Os nossos cemitérios enchem-se, por estes dias, de velas e flores. Multidões acorrem a zelar as campas dos seus familiares e amigos. Também é certo que se multiplicam as celebrações litúrgicas e muitos acolhem esses momentos como ocasião de verdadeira intimidade com aqueles junto de cujos restos mortais – como memória da vida neste mundo – passam um bocadinho desses dias.

Fundamental é considerarmos que todos fomos criados para a eternidade. “A vida não acaba; apenas se transforma”. A morte é a porta que nos abre a vida em plenitude, à qual amorosamente fomos chamados por Deus. Assim sendo, não é tão importante a homenagem aos restos mortais como a caridade cristã com aqueles que continuam vivos, a precisar do fluxo do “sangue” da nossa fé, da nossa oração, da nossa vida de santidade.

Sabendo que Jesus Cristo assumiu a nossa natureza humana frágil, vulnerável, para, unida pessoalmente à Sua divindade, a fazer ultrapassar, pela Sua ressurreição, o limiar da morte, consolida-se em nós a certeza de que a morte é a dormição serena, à espera da festa final com o Cordeiro. Assim sendo, os que partiram estão vivos, integram a mesma humanidade assumida por Jesus Cristo, são o mesmo Corpo – a Igreja, do lado de cá ou do lado de lá da morte.

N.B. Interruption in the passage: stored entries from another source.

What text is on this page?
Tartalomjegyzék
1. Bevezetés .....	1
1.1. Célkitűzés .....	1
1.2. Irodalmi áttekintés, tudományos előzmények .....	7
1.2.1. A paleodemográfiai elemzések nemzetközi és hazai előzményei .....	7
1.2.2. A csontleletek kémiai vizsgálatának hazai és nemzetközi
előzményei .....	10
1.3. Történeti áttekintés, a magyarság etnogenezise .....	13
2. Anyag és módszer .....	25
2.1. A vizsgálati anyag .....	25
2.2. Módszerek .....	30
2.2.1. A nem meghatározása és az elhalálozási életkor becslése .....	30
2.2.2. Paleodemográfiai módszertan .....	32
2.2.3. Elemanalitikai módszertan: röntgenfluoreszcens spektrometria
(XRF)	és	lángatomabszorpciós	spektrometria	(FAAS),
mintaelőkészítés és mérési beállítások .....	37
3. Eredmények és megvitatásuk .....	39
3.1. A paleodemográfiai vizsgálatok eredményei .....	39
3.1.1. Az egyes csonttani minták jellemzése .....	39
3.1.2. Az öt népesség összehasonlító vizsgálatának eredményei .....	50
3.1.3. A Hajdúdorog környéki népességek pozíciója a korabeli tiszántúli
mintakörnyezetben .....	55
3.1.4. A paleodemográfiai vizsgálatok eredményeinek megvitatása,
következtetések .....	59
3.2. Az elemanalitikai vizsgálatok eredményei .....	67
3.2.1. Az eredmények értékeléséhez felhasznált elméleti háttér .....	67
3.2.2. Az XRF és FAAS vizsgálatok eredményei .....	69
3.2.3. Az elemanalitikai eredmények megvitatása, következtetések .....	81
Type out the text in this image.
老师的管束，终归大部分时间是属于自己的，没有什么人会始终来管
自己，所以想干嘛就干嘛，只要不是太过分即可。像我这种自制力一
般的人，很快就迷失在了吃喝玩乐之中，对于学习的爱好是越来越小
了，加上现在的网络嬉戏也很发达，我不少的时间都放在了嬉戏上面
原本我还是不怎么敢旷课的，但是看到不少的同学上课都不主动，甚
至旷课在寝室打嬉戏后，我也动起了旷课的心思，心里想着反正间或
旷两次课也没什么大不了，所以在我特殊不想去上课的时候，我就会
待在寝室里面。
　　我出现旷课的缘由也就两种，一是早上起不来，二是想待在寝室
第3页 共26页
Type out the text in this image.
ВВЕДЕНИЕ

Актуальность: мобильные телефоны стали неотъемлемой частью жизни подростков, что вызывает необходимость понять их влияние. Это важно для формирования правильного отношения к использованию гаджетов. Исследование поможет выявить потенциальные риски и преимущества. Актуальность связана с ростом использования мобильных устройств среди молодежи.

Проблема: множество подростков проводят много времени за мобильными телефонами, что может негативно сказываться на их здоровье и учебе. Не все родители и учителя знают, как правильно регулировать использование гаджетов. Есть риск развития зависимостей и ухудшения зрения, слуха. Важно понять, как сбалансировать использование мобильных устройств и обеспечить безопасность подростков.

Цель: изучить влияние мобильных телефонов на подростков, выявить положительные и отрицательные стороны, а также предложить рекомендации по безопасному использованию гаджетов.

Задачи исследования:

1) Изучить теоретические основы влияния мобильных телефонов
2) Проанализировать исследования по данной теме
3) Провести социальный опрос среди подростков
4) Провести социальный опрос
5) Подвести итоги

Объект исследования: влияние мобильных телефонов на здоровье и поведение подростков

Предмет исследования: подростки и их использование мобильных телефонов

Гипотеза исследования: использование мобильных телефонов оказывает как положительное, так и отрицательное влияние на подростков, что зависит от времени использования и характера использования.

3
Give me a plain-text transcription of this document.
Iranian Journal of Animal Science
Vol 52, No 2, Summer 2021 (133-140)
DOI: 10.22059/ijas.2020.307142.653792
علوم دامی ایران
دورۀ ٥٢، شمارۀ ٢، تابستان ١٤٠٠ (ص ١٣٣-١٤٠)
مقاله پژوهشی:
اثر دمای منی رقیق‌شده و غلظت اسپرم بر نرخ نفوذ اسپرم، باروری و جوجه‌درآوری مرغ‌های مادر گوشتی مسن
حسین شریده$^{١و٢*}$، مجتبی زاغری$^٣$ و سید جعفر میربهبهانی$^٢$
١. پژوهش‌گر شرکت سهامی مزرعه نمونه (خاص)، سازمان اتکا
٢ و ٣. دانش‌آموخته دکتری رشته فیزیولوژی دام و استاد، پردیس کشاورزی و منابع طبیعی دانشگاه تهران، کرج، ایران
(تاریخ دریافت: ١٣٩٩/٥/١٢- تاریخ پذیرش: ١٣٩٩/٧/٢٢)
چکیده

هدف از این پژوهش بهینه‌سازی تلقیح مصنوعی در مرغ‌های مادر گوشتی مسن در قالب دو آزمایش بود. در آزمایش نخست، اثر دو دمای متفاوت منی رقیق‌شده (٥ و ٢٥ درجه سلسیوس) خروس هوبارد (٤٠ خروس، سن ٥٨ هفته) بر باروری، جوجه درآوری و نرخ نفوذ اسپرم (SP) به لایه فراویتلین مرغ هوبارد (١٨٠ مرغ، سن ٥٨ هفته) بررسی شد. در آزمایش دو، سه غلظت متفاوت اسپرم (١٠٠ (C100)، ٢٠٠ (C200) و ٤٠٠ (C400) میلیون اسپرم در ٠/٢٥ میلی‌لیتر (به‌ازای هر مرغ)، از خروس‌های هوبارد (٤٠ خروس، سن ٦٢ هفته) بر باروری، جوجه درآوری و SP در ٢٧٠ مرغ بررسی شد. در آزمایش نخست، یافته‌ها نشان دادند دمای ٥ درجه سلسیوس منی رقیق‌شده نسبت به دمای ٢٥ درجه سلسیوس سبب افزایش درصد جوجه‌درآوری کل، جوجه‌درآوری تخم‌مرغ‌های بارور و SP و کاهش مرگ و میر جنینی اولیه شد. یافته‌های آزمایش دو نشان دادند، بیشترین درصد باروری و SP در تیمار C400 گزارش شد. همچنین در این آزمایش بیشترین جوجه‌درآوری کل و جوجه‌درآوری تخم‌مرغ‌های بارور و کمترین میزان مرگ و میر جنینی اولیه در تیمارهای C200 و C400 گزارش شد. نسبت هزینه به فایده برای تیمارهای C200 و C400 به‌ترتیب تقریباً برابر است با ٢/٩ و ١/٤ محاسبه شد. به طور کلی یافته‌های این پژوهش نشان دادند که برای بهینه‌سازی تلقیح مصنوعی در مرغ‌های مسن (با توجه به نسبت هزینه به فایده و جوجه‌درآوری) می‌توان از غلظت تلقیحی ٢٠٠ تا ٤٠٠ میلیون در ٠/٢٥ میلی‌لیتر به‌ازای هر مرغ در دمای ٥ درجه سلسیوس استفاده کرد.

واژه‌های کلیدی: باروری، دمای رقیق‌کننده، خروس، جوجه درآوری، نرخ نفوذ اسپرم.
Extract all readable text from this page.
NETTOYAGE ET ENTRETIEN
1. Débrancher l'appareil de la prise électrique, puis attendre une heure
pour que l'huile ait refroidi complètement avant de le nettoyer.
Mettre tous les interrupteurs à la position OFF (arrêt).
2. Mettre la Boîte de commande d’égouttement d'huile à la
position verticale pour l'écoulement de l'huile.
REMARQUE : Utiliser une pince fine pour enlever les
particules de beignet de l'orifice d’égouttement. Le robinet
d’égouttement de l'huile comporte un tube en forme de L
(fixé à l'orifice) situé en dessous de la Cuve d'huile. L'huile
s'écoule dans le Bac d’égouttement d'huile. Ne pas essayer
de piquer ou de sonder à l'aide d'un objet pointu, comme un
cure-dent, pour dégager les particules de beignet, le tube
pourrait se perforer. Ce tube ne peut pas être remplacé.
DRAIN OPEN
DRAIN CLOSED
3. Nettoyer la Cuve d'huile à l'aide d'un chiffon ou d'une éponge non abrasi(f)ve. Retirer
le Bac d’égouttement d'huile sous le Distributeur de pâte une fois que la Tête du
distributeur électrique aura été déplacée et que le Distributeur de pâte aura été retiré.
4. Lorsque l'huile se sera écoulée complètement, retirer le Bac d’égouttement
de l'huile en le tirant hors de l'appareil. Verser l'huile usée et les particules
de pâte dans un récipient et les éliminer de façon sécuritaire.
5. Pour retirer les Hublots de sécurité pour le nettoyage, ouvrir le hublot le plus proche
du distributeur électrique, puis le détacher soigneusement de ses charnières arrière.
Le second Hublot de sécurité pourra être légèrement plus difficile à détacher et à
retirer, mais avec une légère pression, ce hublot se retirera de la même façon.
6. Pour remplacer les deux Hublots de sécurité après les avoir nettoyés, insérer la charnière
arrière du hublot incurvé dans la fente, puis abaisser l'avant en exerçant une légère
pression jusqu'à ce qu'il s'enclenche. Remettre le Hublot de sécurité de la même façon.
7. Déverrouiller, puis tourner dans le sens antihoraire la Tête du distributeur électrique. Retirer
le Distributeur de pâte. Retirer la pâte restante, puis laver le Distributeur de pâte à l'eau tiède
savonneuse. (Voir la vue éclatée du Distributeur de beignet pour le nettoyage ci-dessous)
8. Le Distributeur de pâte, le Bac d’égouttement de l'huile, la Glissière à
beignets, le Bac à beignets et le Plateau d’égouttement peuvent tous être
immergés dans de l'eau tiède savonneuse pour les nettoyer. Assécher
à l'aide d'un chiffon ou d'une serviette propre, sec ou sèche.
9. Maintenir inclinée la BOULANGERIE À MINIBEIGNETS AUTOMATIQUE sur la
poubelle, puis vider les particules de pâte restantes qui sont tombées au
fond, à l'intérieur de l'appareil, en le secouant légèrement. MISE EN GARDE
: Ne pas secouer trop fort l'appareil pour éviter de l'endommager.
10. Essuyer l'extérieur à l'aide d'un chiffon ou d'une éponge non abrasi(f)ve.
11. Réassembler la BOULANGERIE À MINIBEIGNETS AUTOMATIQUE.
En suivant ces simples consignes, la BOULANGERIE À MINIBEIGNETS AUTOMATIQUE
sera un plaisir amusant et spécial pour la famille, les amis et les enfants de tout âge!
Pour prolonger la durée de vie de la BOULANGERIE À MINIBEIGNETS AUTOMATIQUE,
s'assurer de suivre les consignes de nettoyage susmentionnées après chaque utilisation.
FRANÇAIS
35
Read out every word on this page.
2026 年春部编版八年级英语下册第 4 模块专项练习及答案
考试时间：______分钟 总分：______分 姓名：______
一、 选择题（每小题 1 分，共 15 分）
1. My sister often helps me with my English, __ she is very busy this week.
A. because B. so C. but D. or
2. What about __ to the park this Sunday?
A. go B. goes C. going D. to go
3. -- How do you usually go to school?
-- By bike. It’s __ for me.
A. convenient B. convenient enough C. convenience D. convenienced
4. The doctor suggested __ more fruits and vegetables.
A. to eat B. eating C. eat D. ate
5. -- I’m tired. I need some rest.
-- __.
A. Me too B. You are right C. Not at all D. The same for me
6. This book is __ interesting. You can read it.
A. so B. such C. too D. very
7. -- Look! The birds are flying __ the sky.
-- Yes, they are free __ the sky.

Podemos considerar, assim, como Santo Agostinho, que os não perdemos. Deixam de estar ao nosso lado, para estarem agora dentro de nós, mais íntimos ao nosso íntimo, porque mais íntimos ao próprio Cristo. Nesse sentido, a nossa comunhão com eles – verdadeira comunhão de santos, intensifica-se pela nossa comunhão com Cristo.

Então perguntemos: Não estaríamos mais próximos de Jesus Cristo, se nos preparássemos e comungássemos em união com os nossos defuntos? Participar na Eucaristia não seria uma caridade muito mais verdadeira com eles do que cobrirmos-lhes as campas de flores? Viver a nossa vida cristã quotidiana em fidelidade à graça baptismal não nos traria uma intimidade muito mais serena e convicta com eles?…

Não fica mal zelar os nossos cemitérios, manifestar o nosso respeito pelos defuntos com a limpeza das suas campas, com uma flor simples de decoração. Mas eles não estão ali. Não há mortos! Então, é preciso estar com eles na vida em que eles se encontram: na comunhão dos santos!